As much as The King & I gives Faith creative space and freedom, the ambitious attempts at placing new spins on Biggie classics generally fall short. “Got Me Twisted” rebirths Ready To Die opener “Things Done Changed” without adding fresh energy to the mix, and where unheralded West Coast legend Fredwreck transforms Junior Mafia posse cut “We Don’t Need It” into a lowrider slapper, its soulful bridge winds up compromising Lil Cease, who is now well past his prime. A woman’s treatise with bullet points on cooking, independence, and family, the retread “Ten Wife Commandments” strips Big’s infamous drug-dealing instructional of its edge. Fortunately, the gritty element is restored by traditional architects DJ Premier and Jadakiss on “NYC.”
With The King & I, listeners get a glimpse of the potential impact an original Biggie & Faith collaborative LP could have produced.

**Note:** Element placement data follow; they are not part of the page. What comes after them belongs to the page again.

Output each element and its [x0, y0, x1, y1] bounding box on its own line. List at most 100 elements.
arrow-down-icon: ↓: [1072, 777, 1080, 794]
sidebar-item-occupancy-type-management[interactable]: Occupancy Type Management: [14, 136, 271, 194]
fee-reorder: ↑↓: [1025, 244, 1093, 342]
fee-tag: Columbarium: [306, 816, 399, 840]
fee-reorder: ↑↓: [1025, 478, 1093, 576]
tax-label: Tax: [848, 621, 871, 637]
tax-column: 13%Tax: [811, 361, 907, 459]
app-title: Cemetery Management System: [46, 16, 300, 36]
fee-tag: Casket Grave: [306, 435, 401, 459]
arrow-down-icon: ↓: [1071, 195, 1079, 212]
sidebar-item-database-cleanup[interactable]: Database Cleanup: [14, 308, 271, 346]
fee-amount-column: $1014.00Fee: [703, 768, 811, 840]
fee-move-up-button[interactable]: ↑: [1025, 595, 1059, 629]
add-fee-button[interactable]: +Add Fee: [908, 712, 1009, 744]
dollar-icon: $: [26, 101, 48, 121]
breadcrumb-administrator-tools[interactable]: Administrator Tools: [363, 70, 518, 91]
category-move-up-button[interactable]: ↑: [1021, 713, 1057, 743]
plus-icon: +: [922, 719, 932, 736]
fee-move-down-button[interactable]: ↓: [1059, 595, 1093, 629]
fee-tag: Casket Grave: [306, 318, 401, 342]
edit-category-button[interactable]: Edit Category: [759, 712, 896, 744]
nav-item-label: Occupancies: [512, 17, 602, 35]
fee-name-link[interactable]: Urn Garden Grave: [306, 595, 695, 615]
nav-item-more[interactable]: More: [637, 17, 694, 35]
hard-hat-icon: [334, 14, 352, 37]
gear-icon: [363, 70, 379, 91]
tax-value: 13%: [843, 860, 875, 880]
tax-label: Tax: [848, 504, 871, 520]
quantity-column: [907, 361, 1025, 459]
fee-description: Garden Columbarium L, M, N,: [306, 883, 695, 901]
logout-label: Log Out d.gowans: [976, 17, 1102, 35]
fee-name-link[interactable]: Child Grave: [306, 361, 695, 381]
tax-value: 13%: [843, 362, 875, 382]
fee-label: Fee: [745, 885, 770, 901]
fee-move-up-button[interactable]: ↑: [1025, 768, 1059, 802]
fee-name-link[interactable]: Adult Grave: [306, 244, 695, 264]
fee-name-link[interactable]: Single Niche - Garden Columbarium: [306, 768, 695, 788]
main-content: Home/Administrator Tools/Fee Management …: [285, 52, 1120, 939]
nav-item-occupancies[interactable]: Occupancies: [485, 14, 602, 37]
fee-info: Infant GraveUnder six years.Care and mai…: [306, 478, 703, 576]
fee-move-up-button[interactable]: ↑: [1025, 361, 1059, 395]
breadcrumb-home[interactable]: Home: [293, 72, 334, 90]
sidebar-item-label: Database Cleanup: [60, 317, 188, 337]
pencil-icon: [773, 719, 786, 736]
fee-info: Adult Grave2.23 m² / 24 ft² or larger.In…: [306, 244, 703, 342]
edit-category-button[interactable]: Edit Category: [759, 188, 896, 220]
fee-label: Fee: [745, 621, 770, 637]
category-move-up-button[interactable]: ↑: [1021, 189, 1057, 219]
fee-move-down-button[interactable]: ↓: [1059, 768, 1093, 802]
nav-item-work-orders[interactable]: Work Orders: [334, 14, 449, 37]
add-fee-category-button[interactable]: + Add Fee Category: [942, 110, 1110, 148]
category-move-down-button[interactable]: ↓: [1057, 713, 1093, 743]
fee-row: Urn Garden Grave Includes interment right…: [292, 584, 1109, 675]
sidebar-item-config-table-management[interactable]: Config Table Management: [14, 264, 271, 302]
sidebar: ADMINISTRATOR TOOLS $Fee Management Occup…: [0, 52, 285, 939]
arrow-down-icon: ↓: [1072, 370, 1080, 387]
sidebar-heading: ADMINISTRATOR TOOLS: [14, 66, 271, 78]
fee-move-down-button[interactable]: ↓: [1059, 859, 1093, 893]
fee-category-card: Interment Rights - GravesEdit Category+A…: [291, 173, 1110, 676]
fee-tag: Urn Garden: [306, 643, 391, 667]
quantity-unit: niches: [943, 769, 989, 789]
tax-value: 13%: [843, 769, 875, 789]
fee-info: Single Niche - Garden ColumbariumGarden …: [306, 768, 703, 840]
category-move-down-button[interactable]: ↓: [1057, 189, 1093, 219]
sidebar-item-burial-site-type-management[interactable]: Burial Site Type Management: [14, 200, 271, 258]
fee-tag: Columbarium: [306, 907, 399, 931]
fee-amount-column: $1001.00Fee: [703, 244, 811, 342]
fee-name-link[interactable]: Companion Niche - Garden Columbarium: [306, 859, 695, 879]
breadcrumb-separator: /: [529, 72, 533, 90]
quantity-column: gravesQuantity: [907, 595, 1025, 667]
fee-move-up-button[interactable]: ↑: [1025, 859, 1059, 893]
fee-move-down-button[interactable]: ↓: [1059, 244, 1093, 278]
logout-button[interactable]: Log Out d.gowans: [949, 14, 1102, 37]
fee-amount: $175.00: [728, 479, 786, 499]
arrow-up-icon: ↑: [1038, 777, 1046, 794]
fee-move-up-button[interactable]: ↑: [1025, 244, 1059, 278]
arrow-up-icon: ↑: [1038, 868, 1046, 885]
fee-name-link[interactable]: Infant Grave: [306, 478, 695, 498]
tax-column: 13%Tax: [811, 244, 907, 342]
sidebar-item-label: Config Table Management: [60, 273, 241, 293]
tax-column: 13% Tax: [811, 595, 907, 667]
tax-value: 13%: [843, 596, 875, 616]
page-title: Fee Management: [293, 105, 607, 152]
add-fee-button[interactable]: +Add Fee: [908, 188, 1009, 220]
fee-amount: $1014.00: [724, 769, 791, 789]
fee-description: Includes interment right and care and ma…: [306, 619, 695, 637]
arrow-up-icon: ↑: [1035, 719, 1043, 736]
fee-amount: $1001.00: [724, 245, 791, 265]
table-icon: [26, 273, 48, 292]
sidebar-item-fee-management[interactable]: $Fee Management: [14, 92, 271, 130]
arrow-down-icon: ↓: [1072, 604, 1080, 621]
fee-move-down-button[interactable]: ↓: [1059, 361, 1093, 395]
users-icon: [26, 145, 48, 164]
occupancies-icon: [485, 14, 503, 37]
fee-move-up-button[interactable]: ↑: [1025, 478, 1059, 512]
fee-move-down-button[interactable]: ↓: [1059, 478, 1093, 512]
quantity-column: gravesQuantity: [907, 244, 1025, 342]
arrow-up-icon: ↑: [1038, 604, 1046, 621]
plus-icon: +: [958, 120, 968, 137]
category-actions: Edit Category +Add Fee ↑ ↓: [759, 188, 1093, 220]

Unfortunately, moments like “Lovin’ You For Life” where Lil Kim shows up to rehash the elephant in the room that was their duplicitous romantic triangle come off inorganic — if not awkward altogether. Altogether a worthwhile concept that once deserved to see the light of day, excessive filler and intermissions dull the shine of a release should have been actualized while the public demand for Frank White vocals was greater.